Se outra virtude o inquérito que a Ordem dos Médicos fez ao Lar de Reguengos de Monsaraz, não tivesse tido, já era o bastante ter chamado a atenção para aquilo que há muito sabíamos todos sobre os lares em Portugal. Que é necessário equacionar um novo enquadramento técnico-jurídico para estas estruturas residenciais, que a Carta da Segurança Social define como sendo estabelecimentos “para alojamento coletivo de utilização temporária ou permanente, em que sejam desenvolvidas atividades de apoio social e prestados cuidados de enfermagem”.

E aqui reside uma das questões fundamentais que este tema levanta hoje e para o futuro: os lares a que chamamos Estruturas Residenciais para Idosos, são isto apenas? Nos lares não se prestam cuidados de saúde? “Não são unidades de saúde”, como se ouviu dos seus dirigentes? Se temos cidadãos com múltiplas doenças crónicas, polimedicados (alguns tomam 20 medicamentos ou mais), têm cuidados de enfermagem diariamente, necessidade de fisioterapia, apoio psicológico e nutricional, muitos estão acamados, precisamos de oferecer respostas na área da saúde ou na área social? Ou nas duas? Ou até, em outras dimensões que há 20-30 anos não se colocavam, como atividades que garantem que os idosos aí residentes mantêm a sua integridade física, cognitiva e de relação com a Sociedade?

Cuidar é um conceito integral, global, que olha para a pessoa em toda a sua dimensão humana, e isso, em pleno século XXI, implica abordar de forma integrada e articulada a saúde e a assistência social num modelo de cuidados que garanta o primado do indivíduo, preservando a sua dignidade.
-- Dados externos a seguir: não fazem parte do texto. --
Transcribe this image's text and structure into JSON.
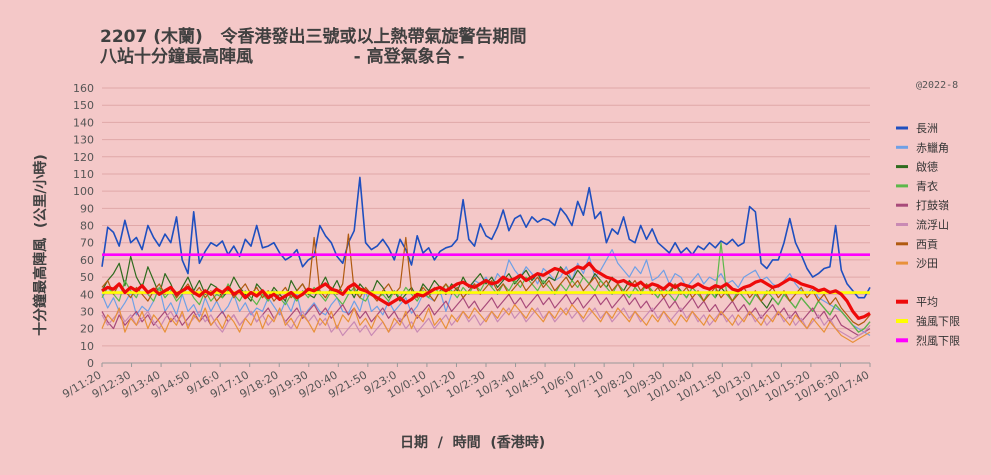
{
  "title_line1": "2207 (木蘭)   令香港發出三號或以上熱帶氣旋警告期間",
  "title_line2": "八站十分鐘最高陣風                 - 高登氣象台 -",
  "credit": "@2022-8",
  "xlabel": "日期  /  時間  (香港時)",
  "ylabel": "十分鐘最高陣風  (公里/小時)",
  "chart_data": {
    "type": "line",
    "ylim": [
      0,
      160
    ],
    "yticks": [
      0,
      10,
      20,
      30,
      40,
      50,
      60,
      70,
      80,
      90,
      100,
      110,
      120,
      130,
      140,
      150,
      160
    ],
    "grid": true,
    "legend_placement": "right",
    "x_tick_labels": [
      "9/11:20",
      "9/12:30",
      "9/13:40",
      "9/14:50",
      "9/16:0",
      "9/17:10",
      "9/18:20",
      "9/19:30",
      "9/20:40",
      "9/21:50",
      "9/23:0",
      "10/0:10",
      "10/1:20",
      "10/2:30",
      "10/3:40",
      "10/4:50",
      "10/6:0",
      "10/7:10",
      "10/8:20",
      "10/9:30",
      "10/10:40",
      "10/11:50",
      "10/13:0",
      "10/14:10",
      "10/15:20",
      "10/16:30",
      "10/17:40"
    ],
    "points_per_series": 135,
    "series": [
      {
        "name": "長洲",
        "color": "#1f4fbf",
        "width": 1.6,
        "anchors": [
          56,
          79,
          76,
          68,
          83,
          70,
          73,
          66,
          80,
          73,
          68,
          75,
          70,
          85,
          60,
          52,
          88,
          58,
          65,
          70,
          68,
          71,
          63,
          68,
          62,
          72,
          68,
          80,
          67,
          68,
          70,
          64,
          60,
          62,
          66,
          56,
          60,
          62,
          80,
          74,
          70,
          62,
          58,
          70,
          77,
          108,
          70,
          66,
          68,
          72,
          67,
          60,
          72,
          66,
          57,
          74,
          64,
          67,
          60,
          65,
          67,
          68,
          72,
          95,
          72,
          68,
          81,
          74,
          72,
          79,
          89,
          77,
          84,
          86,
          79,
          85,
          82,
          84,
          83,
          80,
          90,
          86,
          80,
          94,
          86,
          102,
          84,
          88,
          70,
          78,
          75,
          85,
          72,
          70,
          80,
          72,
          78,
          70,
          67,
          64,
          70,
          64,
          67,
          63,
          68,
          66,
          70,
          67,
          71,
          69,
          72,
          68,
          70,
          91,
          88,
          58,
          55,
          60,
          60,
          70,
          84,
          70,
          63,
          55,
          50,
          52,
          55,
          56,
          80,
          54,
          46,
          42,
          38,
          38,
          44
        ],
        "anchors_note": ""
      },
      {
        "name": "赤鱲角",
        "color": "#6fa0e6",
        "width": 1.2,
        "anchors": [
          40,
          32,
          38,
          30,
          35,
          41,
          28,
          33,
          30,
          36,
          44,
          30,
          35,
          28,
          40,
          30,
          34,
          27,
          38,
          30,
          36,
          29,
          33,
          40,
          30,
          35,
          28,
          32,
          30,
          38,
          33,
          28,
          36,
          30,
          40,
          26,
          31,
          35,
          30,
          28,
          34,
          38,
          30,
          29,
          36,
          30,
          42,
          30,
          33,
          28,
          36,
          30,
          34,
          38,
          29,
          33,
          40,
          38,
          36,
          42,
          30,
          40,
          44,
          38,
          42,
          48,
          46,
          50,
          44,
          52,
          48,
          60,
          54,
          50,
          56,
          52,
          46,
          55,
          52,
          48,
          50,
          56,
          48,
          58,
          52,
          62,
          50,
          54,
          60,
          66,
          58,
          54,
          50,
          56,
          52,
          60,
          48,
          50,
          54,
          46,
          52,
          50,
          44,
          48,
          52,
          46,
          50,
          48,
          52,
          46,
          48,
          44,
          50,
          52,
          54,
          48,
          50,
          46,
          44,
          48,
          52,
          46,
          42,
          40,
          44,
          38,
          36,
          34,
          32,
          30,
          26,
          22,
          20,
          18,
          16
        ]
      },
      {
        "name": "啟德",
        "color": "#2e6b1e",
        "width": 1.2,
        "anchors": [
          42,
          48,
          52,
          58,
          45,
          62,
          50,
          44,
          56,
          48,
          40,
          52,
          46,
          38,
          44,
          50,
          42,
          48,
          40,
          46,
          44,
          38,
          42,
          50,
          44,
          40,
          36,
          46,
          42,
          38,
          44,
          40,
          36,
          48,
          42,
          46,
          40,
          38,
          44,
          50,
          42,
          48,
          40,
          44,
          38,
          46,
          42,
          40,
          48,
          44,
          38,
          42,
          36,
          40,
          44,
          38,
          46,
          42,
          48,
          44,
          40,
          46,
          42,
          50,
          44,
          48,
          52,
          46,
          50,
          44,
          48,
          52,
          46,
          50,
          54,
          48,
          52,
          46,
          50,
          48,
          56,
          52,
          48,
          54,
          50,
          46,
          52,
          48,
          44,
          50,
          46,
          42,
          48,
          44,
          40,
          46,
          42,
          38,
          44,
          40,
          46,
          42,
          38,
          44,
          40,
          36,
          42,
          38,
          44,
          40,
          36,
          42,
          38,
          34,
          40,
          36,
          32,
          38,
          34,
          40,
          36,
          32,
          38,
          34,
          30,
          36,
          32,
          28,
          34,
          30,
          26,
          22,
          18,
          20,
          24
        ]
      },
      {
        "name": "青衣",
        "color": "#5cb84a",
        "width": 1.2,
        "anchors": [
          38,
          44,
          40,
          36,
          48,
          42,
          38,
          46,
          40,
          36,
          44,
          38,
          42,
          36,
          40,
          44,
          38,
          34,
          42,
          36,
          40,
          38,
          46,
          40,
          36,
          42,
          38,
          34,
          40,
          36,
          42,
          38,
          34,
          40,
          36,
          42,
          38,
          44,
          40,
          36,
          42,
          38,
          34,
          40,
          44,
          38,
          36,
          42,
          38,
          40,
          36,
          42,
          38,
          44,
          40,
          36,
          42,
          38,
          44,
          40,
          46,
          42,
          38,
          44,
          40,
          46,
          42,
          48,
          44,
          40,
          46,
          42,
          48,
          44,
          50,
          46,
          42,
          48,
          44,
          40,
          46,
          42,
          48,
          44,
          50,
          46,
          42,
          48,
          44,
          40,
          46,
          42,
          38,
          44,
          40,
          46,
          42,
          38,
          44,
          40,
          36,
          42,
          38,
          44,
          40,
          36,
          42,
          38,
          70,
          40,
          36,
          42,
          38,
          34,
          40,
          36,
          42,
          38,
          34,
          40,
          36,
          32,
          38,
          34,
          30,
          36,
          32,
          28,
          34,
          30,
          26,
          22,
          18,
          20,
          24
        ]
      },
      {
        "name": "打鼓嶺",
        "color": "#a84a7a",
        "width": 1.2,
        "anchors": [
          30,
          24,
          20,
          28,
          22,
          26,
          30,
          24,
          28,
          22,
          26,
          30,
          24,
          28,
          22,
          26,
          30,
          24,
          28,
          22,
          26,
          30,
          24,
          28,
          22,
          26,
          30,
          24,
          28,
          32,
          26,
          30,
          24,
          28,
          32,
          26,
          30,
          34,
          28,
          32,
          26,
          30,
          34,
          28,
          32,
          26,
          30,
          24,
          28,
          32,
          26,
          30,
          24,
          28,
          32,
          26,
          30,
          34,
          28,
          32,
          36,
          30,
          34,
          38,
          32,
          36,
          30,
          34,
          38,
          32,
          36,
          40,
          34,
          38,
          32,
          36,
          40,
          34,
          38,
          32,
          36,
          40,
          34,
          38,
          32,
          36,
          40,
          34,
          38,
          32,
          36,
          40,
          34,
          38,
          32,
          36,
          30,
          34,
          38,
          32,
          36,
          30,
          34,
          38,
          32,
          36,
          30,
          34,
          28,
          32,
          36,
          30,
          34,
          28,
          32,
          26,
          30,
          34,
          28,
          32,
          26,
          30,
          24,
          28,
          32,
          26,
          30,
          24,
          28,
          22,
          20,
          18,
          16,
          18,
          20
        ]
      },
      {
        "name": "流浮山",
        "color": "#c98ab4",
        "width": 1.2,
        "anchors": [
          28,
          22,
          26,
          30,
          24,
          28,
          22,
          26,
          30,
          24,
          20,
          26,
          30,
          24,
          28,
          22,
          26,
          30,
          24,
          28,
          22,
          18,
          24,
          28,
          22,
          26,
          30,
          24,
          28,
          22,
          26,
          30,
          24,
          20,
          26,
          30,
          24,
          28,
          22,
          26,
          18,
          22,
          16,
          20,
          24,
          18,
          22,
          16,
          20,
          24,
          18,
          22,
          26,
          20,
          24,
          18,
          22,
          26,
          20,
          24,
          28,
          22,
          26,
          30,
          24,
          28,
          22,
          26,
          30,
          24,
          28,
          32,
          26,
          30,
          24,
          28,
          32,
          26,
          30,
          24,
          28,
          32,
          26,
          30,
          24,
          28,
          32,
          26,
          30,
          24,
          28,
          32,
          26,
          30,
          24,
          28,
          32,
          26,
          30,
          24,
          28,
          32,
          26,
          30,
          24,
          28,
          22,
          26,
          30,
          24,
          28,
          22,
          26,
          30,
          24,
          28,
          22,
          26,
          30,
          24,
          28,
          22,
          26,
          20,
          24,
          28,
          22,
          26,
          20,
          18,
          16,
          14,
          16,
          18,
          22
        ]
      },
      {
        "name": "西貢",
        "color": "#b05a10",
        "width": 1.2,
        "anchors": [
          44,
          48,
          40,
          46,
          42,
          38,
          44,
          40,
          36,
          42,
          46,
          40,
          44,
          38,
          42,
          46,
          40,
          44,
          38,
          42,
          36,
          40,
          44,
          38,
          42,
          46,
          40,
          44,
          38,
          42,
          36,
          40,
          44,
          38,
          42,
          46,
          40,
          73,
          42,
          38,
          44,
          40,
          46,
          75,
          42,
          38,
          44,
          40,
          36,
          42,
          46,
          40,
          44,
          73,
          42,
          38,
          44,
          40,
          36,
          42,
          46,
          40,
          44,
          38,
          42,
          46,
          40,
          44,
          48,
          42,
          46,
          40,
          44,
          48,
          42,
          46,
          50,
          44,
          48,
          42,
          46,
          50,
          44,
          48,
          42,
          46,
          50,
          44,
          48,
          42,
          46,
          40,
          44,
          48,
          42,
          46,
          40,
          44,
          38,
          42,
          46,
          40,
          44,
          38,
          42,
          36,
          40,
          44,
          38,
          42,
          36,
          40,
          44,
          38,
          42,
          36,
          40,
          44,
          38,
          42,
          36,
          40,
          44,
          38,
          42,
          36,
          40,
          34,
          38,
          32,
          28,
          24,
          22,
          24,
          28
        ]
      },
      {
        "name": "沙田",
        "color": "#e8913a",
        "width": 1.2,
        "anchors": [
          20,
          28,
          24,
          32,
          18,
          26,
          22,
          30,
          20,
          28,
          24,
          18,
          26,
          22,
          30,
          20,
          28,
          24,
          32,
          22,
          26,
          20,
          28,
          24,
          18,
          26,
          22,
          30,
          20,
          28,
          24,
          32,
          22,
          26,
          20,
          28,
          24,
          18,
          26,
          22,
          30,
          20,
          28,
          24,
          32,
          22,
          26,
          20,
          28,
          24,
          18,
          26,
          22,
          30,
          20,
          28,
          24,
          32,
          22,
          26,
          20,
          28,
          24,
          30,
          26,
          32,
          28,
          24,
          30,
          26,
          32,
          28,
          34,
          30,
          26,
          32,
          28,
          24,
          30,
          26,
          32,
          28,
          34,
          30,
          26,
          32,
          28,
          24,
          30,
          26,
          32,
          28,
          24,
          30,
          26,
          22,
          28,
          24,
          30,
          26,
          22,
          28,
          24,
          30,
          26,
          22,
          28,
          24,
          30,
          26,
          22,
          28,
          24,
          30,
          26,
          22,
          28,
          24,
          30,
          26,
          22,
          28,
          24,
          20,
          26,
          22,
          18,
          24,
          20,
          16,
          14,
          12,
          14,
          16,
          18
        ]
      },
      {
        "name": "平均",
        "color": "#ee0a0a",
        "width": 3.2,
        "anchors": [
          42,
          44,
          43,
          46,
          41,
          44,
          42,
          45,
          41,
          43,
          40,
          42,
          44,
          40,
          42,
          44,
          41,
          39,
          42,
          40,
          43,
          41,
          44,
          40,
          42,
          38,
          41,
          39,
          42,
          38,
          40,
          37,
          39,
          41,
          38,
          40,
          43,
          42,
          44,
          46,
          43,
          42,
          40,
          44,
          46,
          43,
          42,
          40,
          38,
          36,
          34,
          36,
          38,
          35,
          37,
          40,
          39,
          41,
          43,
          44,
          42,
          44,
          46,
          47,
          45,
          44,
          46,
          48,
          46,
          47,
          50,
          48,
          49,
          51,
          48,
          50,
          52,
          51,
          53,
          55,
          54,
          52,
          54,
          56,
          55,
          58,
          54,
          52,
          50,
          49,
          47,
          48,
          46,
          45,
          47,
          44,
          46,
          45,
          43,
          46,
          44,
          46,
          45,
          44,
          46,
          44,
          43,
          45,
          44,
          46,
          43,
          42,
          44,
          45,
          47,
          48,
          46,
          44,
          45,
          47,
          49,
          48,
          46,
          45,
          44,
          42,
          43,
          41,
          42,
          40,
          36,
          30,
          26,
          27,
          29
        ]
      },
      {
        "name": "強風下限",
        "color": "#ffff00",
        "width": 2.6,
        "constant": 41
      },
      {
        "name": "烈風下限",
        "color": "#ff00ff",
        "width": 2.6,
        "constant": 63
      }
    ],
    "legend_order": [
      "長洲",
      "赤鱲角",
      "啟德",
      "青衣",
      "打鼓嶺",
      "流浮山",
      "西貢",
      "沙田",
      "",
      "平均",
      "強風下限",
      "烈風下限"
    ]
  }
}
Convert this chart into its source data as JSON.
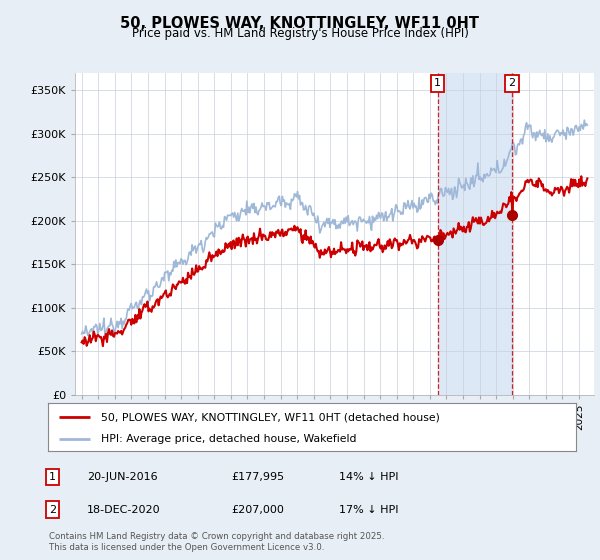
{
  "title": "50, PLOWES WAY, KNOTTINGLEY, WF11 0HT",
  "subtitle": "Price paid vs. HM Land Registry's House Price Index (HPI)",
  "hpi_color": "#a0b8d8",
  "price_color": "#cc0000",
  "marker_color": "#aa0000",
  "shade_color": "#dce8f5",
  "background_color": "#e8eef5",
  "plot_bg": "#ffffff",
  "ylim": [
    0,
    370000
  ],
  "yticks": [
    0,
    50000,
    100000,
    150000,
    200000,
    250000,
    300000,
    350000
  ],
  "legend_label_price": "50, PLOWES WAY, KNOTTINGLEY, WF11 0HT (detached house)",
  "legend_label_hpi": "HPI: Average price, detached house, Wakefield",
  "transaction1_date": "20-JUN-2016",
  "transaction1_price": "£177,995",
  "transaction1_detail": "14% ↓ HPI",
  "transaction2_date": "18-DEC-2020",
  "transaction2_price": "£207,000",
  "transaction2_detail": "17% ↓ HPI",
  "footnote": "Contains HM Land Registry data © Crown copyright and database right 2025.\nThis data is licensed under the Open Government Licence v3.0.",
  "vline1_x": 2016.47,
  "vline2_x": 2020.96,
  "marker1_y": 177995,
  "marker2_y": 207000,
  "xlim_left": 1994.6,
  "xlim_right": 2025.9
}
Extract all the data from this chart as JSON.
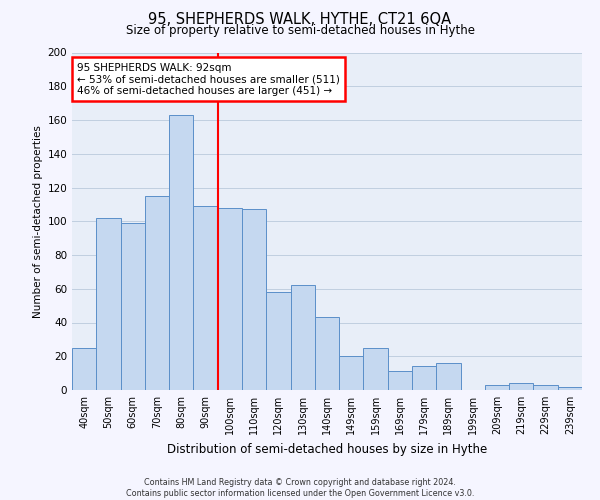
{
  "title": "95, SHEPHERDS WALK, HYTHE, CT21 6QA",
  "subtitle": "Size of property relative to semi-detached houses in Hythe",
  "xlabel": "Distribution of semi-detached houses by size in Hythe",
  "ylabel": "Number of semi-detached properties",
  "bar_labels": [
    "40sqm",
    "50sqm",
    "60sqm",
    "70sqm",
    "80sqm",
    "90sqm",
    "100sqm",
    "110sqm",
    "120sqm",
    "130sqm",
    "140sqm",
    "149sqm",
    "159sqm",
    "169sqm",
    "179sqm",
    "189sqm",
    "199sqm",
    "209sqm",
    "219sqm",
    "229sqm",
    "239sqm"
  ],
  "bar_values": [
    25,
    102,
    99,
    115,
    163,
    109,
    108,
    107,
    58,
    62,
    43,
    20,
    25,
    11,
    14,
    16,
    0,
    3,
    4,
    3,
    2
  ],
  "bar_color": "#c5d8f0",
  "bar_edge_color": "#5b8fc9",
  "vline_color": "red",
  "property_label": "95 SHEPHERDS WALK: 92sqm",
  "pct_smaller": 53,
  "n_smaller": 511,
  "pct_larger": 46,
  "n_larger": 451,
  "ylim": [
    0,
    200
  ],
  "yticks": [
    0,
    20,
    40,
    60,
    80,
    100,
    120,
    140,
    160,
    180,
    200
  ],
  "grid_color": "#c0cfe0",
  "bg_color": "#e8eef8",
  "fig_bg_color": "#f5f5ff",
  "footer_line1": "Contains HM Land Registry data © Crown copyright and database right 2024.",
  "footer_line2": "Contains public sector information licensed under the Open Government Licence v3.0.",
  "vline_bar_index": 5,
  "title_fontsize": 10.5,
  "subtitle_fontsize": 8.5
}
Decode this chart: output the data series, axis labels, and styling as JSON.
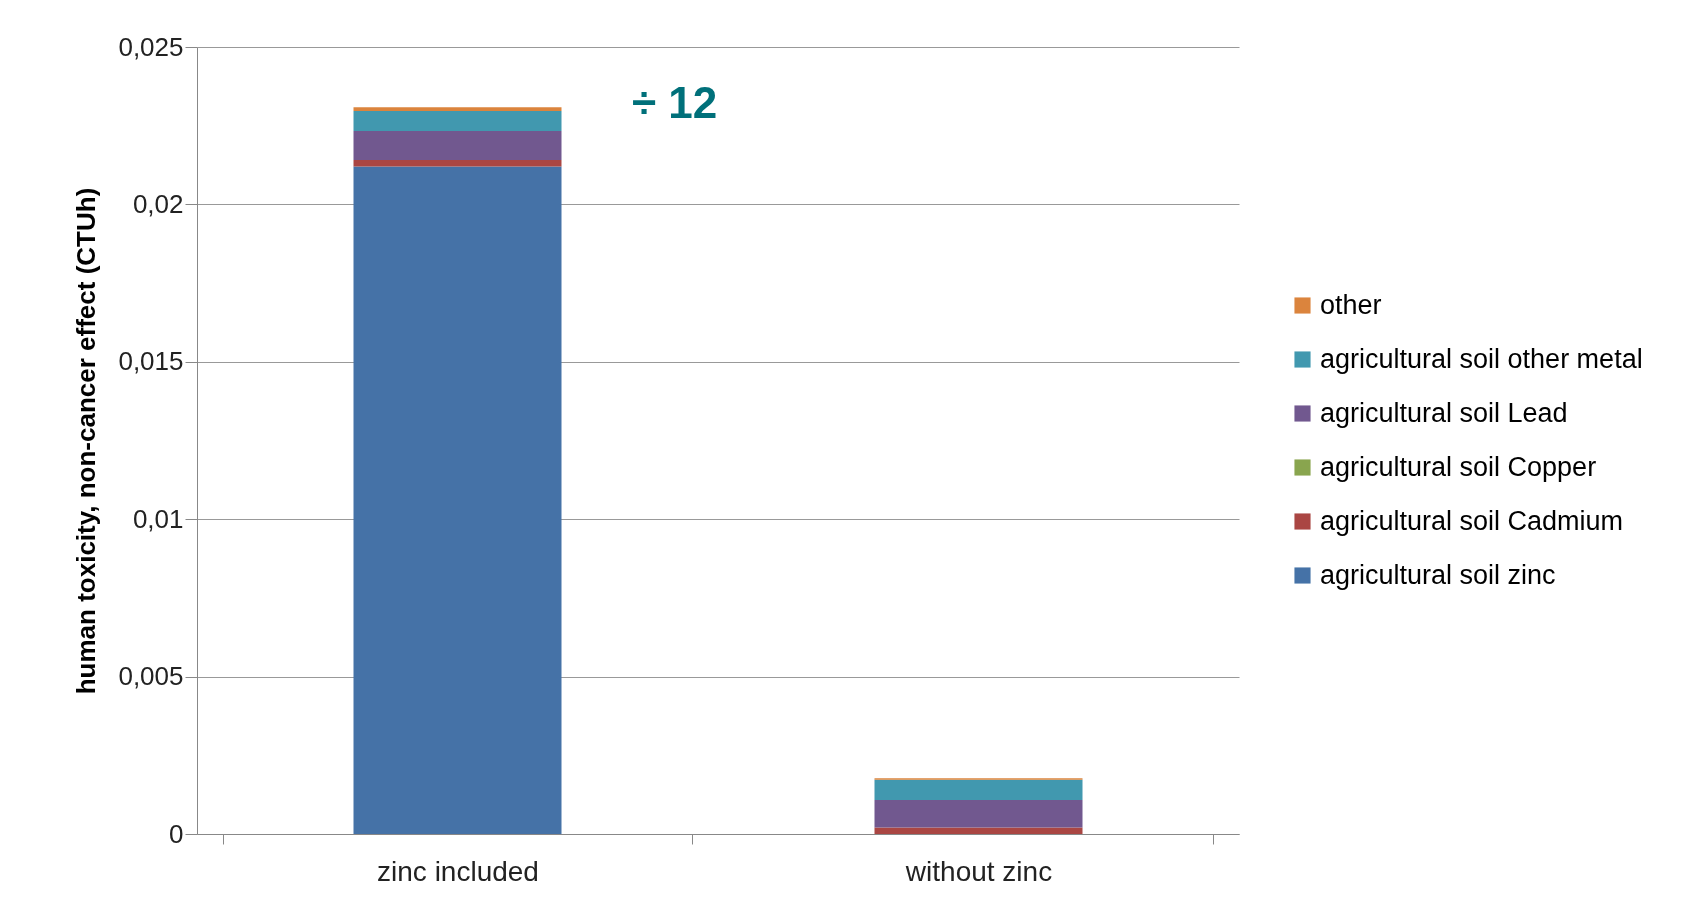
{
  "chart_data": {
    "type": "bar",
    "stacked": true,
    "ylabel": "human toxicity, non-cancer effect (CTUh)",
    "categories": [
      "zinc included",
      "without zinc"
    ],
    "series": [
      {
        "name": "agricultural soil zinc",
        "color": "#4572a7",
        "values": [
          0.0212,
          0
        ]
      },
      {
        "name": "agricultural soil Cadmium",
        "color": "#aa4643",
        "values": [
          0.00021,
          0.00021
        ]
      },
      {
        "name": "agricultural soil Copper",
        "color": "#89a54e",
        "values": [
          0,
          0
        ]
      },
      {
        "name": "agricultural soil Lead",
        "color": "#71588f",
        "values": [
          0.00092,
          0.00087
        ]
      },
      {
        "name": "agricultural soil other metal",
        "color": "#4198af",
        "values": [
          0.00064,
          0.00064
        ]
      },
      {
        "name": "other",
        "color": "#db843d",
        "values": [
          0.00012,
          5e-05
        ]
      }
    ],
    "ylim": [
      0,
      0.025
    ],
    "yticks": [
      {
        "value": 0,
        "label": "0"
      },
      {
        "value": 0.005,
        "label": "0,005"
      },
      {
        "value": 0.01,
        "label": "0,01"
      },
      {
        "value": 0.015,
        "label": "0,015"
      },
      {
        "value": 0.02,
        "label": "0,02"
      },
      {
        "value": 0.025,
        "label": "0,025"
      }
    ],
    "grid": "y",
    "legend": "right",
    "annotations": [
      "÷ 12"
    ]
  }
}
Os lares são, por isso, lugares de confluência entre vários ministérios de uma área de governação – tradicionalmente a dos assuntos sociais, mas que bem deveria ser a que pretende o Bem-Estar – que se mantém dividida, mergulhada aqui e ali em disputas de territórios e orçamentos. Esta zona de indefinição criou espaços de ninguém, que rapidamente são empurrados para um e outro lado, deixando os cidadãos entregues à sua sorte.

Não é por acaso que a Covid-19, em Portugal e em todos os países europeus, atingiu particularmente os lares. É mais fácil a transmissão do vírus, é mais complexa a sua prevenção e mais difícil o seu controlo. E até por isso, porque se trata de uma população especialmente vulnerável e em risco, os cuidados têm de ser maiores, as regras mais exigentes e rigorosamente executadas e a necessária articulação entre as diversas entidades também.

Não é de hoje que os profissionais de saúde notificam as suas organizações representativas sobre muitas práticas que nos lares colocam em risco a saúde e a dignidade dos nossos idosos.

Não é um assunto novo, mas é um assunto para o qual (como outros) nunca houve a capacidade e a coragem de fazer uma avaliação realista, factual, onde, sem emotividades desproporcionadas, se fizesse um diagnóstico da situação nestas estruturas em que vivem os nossos mais velhos com o objetivo único de corrigir o que está mal, ou por via da falta de pessoal técnico qualificado, ou por via da capacitação através de mais recursos humanos, ou até por via de um financiamento adequado aos cuidados assistenciais que ali se prestam.

Um Lar não pode ser um depósito de velhos onde se aguarda a morte. É, certamente, uma estrutura muitíssimo complexa, que necessita de uma abordagem transdisciplinar moderna, e de um esforço de gestão para que os mais velhos sintam na última fase do seu ciclo de vida que há ainda muita vida no que lhes resta de vida. Os lares têm de ser, quando a família não se pode ocupar do seu sénior, um espaço de re-encontro. Um lar é, por isso também, um somatório riquíssimo de histórias de vida, que podem e devem ser partilhadas com o futuro.

Este tema devia unir-nos e não dividir-nos. Porque é um assunto da maior importância para a necessária solidariedade entre gerações. É um assunto que nos devia levar a uma conversa muito séria, dada a responsabilidade que temos, enquanto sociedade, de melhor tratarmos os nossos seniores, com corretas opções assistenciais, de proteção dos seus direitos, de cuidados nutricionais e de saúde oral adequados, apoio psicológico, garantindo-lhes a mobilidade, minimizando as iliteracias digitais, promovendo um combate às desigualdades a que estão sujeitos por diversos fatores, ou aos maus tratos com que nos conformamos. Essa espécie de globalização da indiferença que temos de recusar.

É triste, de facto, que os nossos velhos, até num momento em que é mais do que evidente, diga-se o que se disser, que os lares precisam de uma reflexão e mais, de um novo enquadramento (não esqueçamos que até existem os clandestinos), se continue a fazer disto um tema politico e não uma obrigação social e de cidadania.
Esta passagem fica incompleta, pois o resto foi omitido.